Max Witts Trainer ist so einer, eine ehrliche Haut, ein guter Geist des Radsports. Und so wird Schweikles Buch zu einer Werbung für den Radsport, zur Reklame für die 100. Tour de France, die am Samstag auf Korsika gestartet wird, zu einer Hommage an ein verdammtes Rennen. So wie der Betrüger Witt am Ende zum Opfer wird. Seine Blutwerte sind zu hoch, obwohl er nichts genommen hat. Er weiß, dass man ihm, dem ins Rennen zurückgekehrten Doper, nicht glauben wird, und reißt aus seiner Karriere aus. Er radelt weiter, weil radeln einfach schön ist.
Männer mit Furchen
Eine Hommage an die Tour kann auch ganz anders aussehen. Hässlich. Der niederländische Zeichner Jan Cleijne malt in seiner Graphic Novel „Unmöglich ist kein französisches Wort“ (Covandonga) die finstersten Bilder aus den Anfangsjahren der Tour. Beinahe immer, wenn es ernst wird in einem Rennen, wird es dunkel, es regnet, Blitze schlagen in die Seiten ein.

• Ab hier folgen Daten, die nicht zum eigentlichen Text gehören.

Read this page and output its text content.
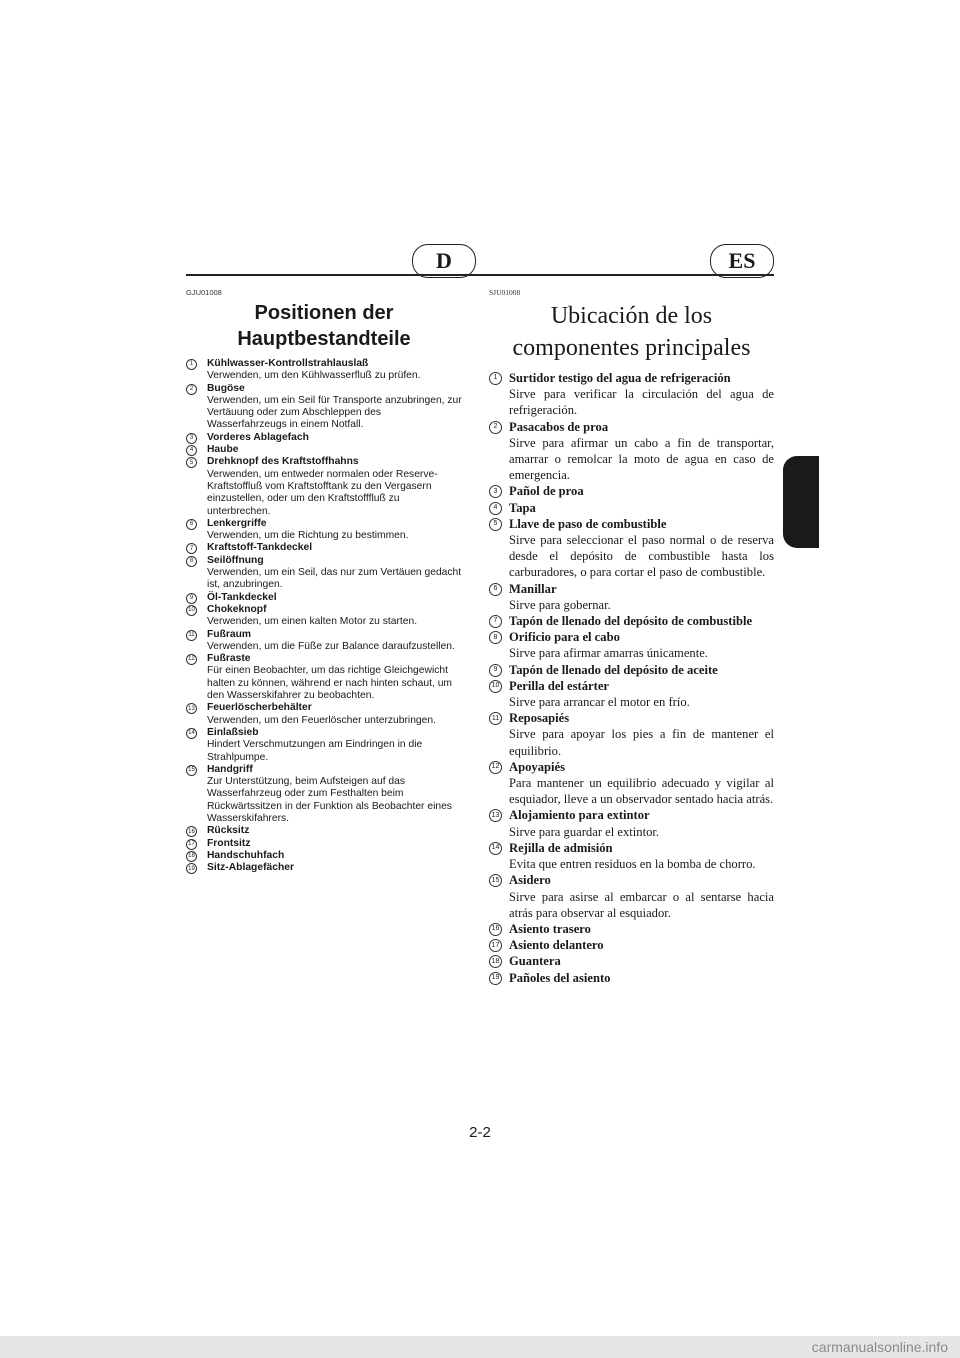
D	ES

GJU01008

Positionen der
Hauptbestandteile
1	Kühlwasser-Kontrollstrahlauslaß
Verwenden, um den Kühlwasserfluß zu prüfen.
2	Bugöse
Verwenden, um ein Seil für Transporte anzubringen, zur Vertäuung oder zum Abschleppen des Wasserfahrzeugs in einem Notfall.
3	Vorderes Ablagefach
4	Haube
5	Drehknopf des Kraftstoffhahns
Verwenden, um entweder normalen oder Reserve-Kraftstoffluß vom Kraftstofftank zu den Vergasern einzustellen, oder um den Kraftstofffluß zu unterbrechen.
6	Lenkergriffe
Verwenden, um die Richtung zu bestimmen.
7	Kraftstoff-Tankdeckel
8	Seilöffnung
Verwenden, um ein Seil, das nur zum Vertäuen gedacht ist, anzubringen.
9	Öl-Tankdeckel
10 Chokeknopf
Verwenden, um einen kalten Motor zu starten.
11 Fußraum
Verwenden, um die Füße zur Balance daraufzustellen.
12 Fußraste
Für einen Beobachter, um das richtige Gleichgewicht halten zu können, während er nach hinten schaut, um den Wasserskifahrer zu beobachten.
13 Feuerlöscherbehälter
Verwenden, um den Feuerlöscher unterzubringen.
14 Einlaßsieb
Hindert Verschmutzungen am Eindringen in die Strahlpumpe.
15 Handgriff
Zur Unterstützung, beim Aufsteigen auf das Wasserfahrzeug oder zum Festhalten beim Rückwärtssitzen in der Funktion als Beobachter eines Wasserskifahrers.
16 Rücksitz
17 Frontsitz
18 Handschuhfach
19 Sitz-Ablagefächer

SJU01008

Ubicación de los
componentes principales
1 Surtidor testigo del agua de refrigeración
Sirve para verificar la circulación del agua de refrigeración.
2 Pasacabos de proa
Sirve para afirmar un cabo a fin de transportar, amarrar o remolcar la moto de agua en caso de emergencia.
3 Pañol de proa
4 Tapa
5 Llave de paso de combustible
Sirve para seleccionar el paso normal o de reserva desde el depósito de combustible hasta los carburadores, o para cortar el paso de combustible.
6 Manillar
Sirve para gobernar.
7 Tapón de llenado del depósito de combustible
8 Orificio para el cabo
Sirve para afirmar amarras únicamente.
9 Tapón de llenado del depósito de aceite
10 Perilla del estárter
Sirve para arrancar el motor en frío.
11 Reposapiés
Sirve para apoyar los pies a fin de mantener el equilibrio.
12 Apoyapiés
Para mantener un equilibrio adecuado y vigilar al esquiador, lleve a un observador sentado hacia atrás.
13 Alojamiento para extintor
Sirve para guardar el extintor.
14 Rejilla de admisión
Evita que entren residuos en la bomba de chorro.
15 Asidero
Sirve para asirse al embarcar o al sentarse hacia atrás para observar al esquiador.
16 Asiento trasero
17 Asiento delantero
18 Guantera
19 Pañoles del asiento
2-2
carmanualsonline.info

Männer mit zerfurchten Gesichtern, die nicht viel anders aussehen als die Mondlandschaften im Hochgebirge, durch die sich die Helden quälen, strampeln sich da ab. Von dem Fahrer, der seine Gabel selbst zusammenschweißt, dem Wahnsinnigen, der nach einem Sturz in einen 70 Meter tiefen Abgrund zurück auf die Straße klettert und dem Schluck Champagner, der jede Angst vor einer kurvigen Abfahrt nimmt, haben Tour-Fans – und für solche ist der Band zweifelsohne gemacht – sicher schon gelesen; so eindrucksvoll gezeichnet hat sie noch niemand.
Für Cleijne sind es diese Geschichten aus der alten und für ihn guten Zeit, die der Tour ihre Existenzberechtigung geben. Der Dopingwahnsinn der jungen Vergangenheit, Epo und Blutransfusionen sind für ihn indiskutabel. „Wie soll es weitergehen?“, lässt er einen Reporter fragen. Seine Antwort: Der Radsport ist tot – es lebe die Tour!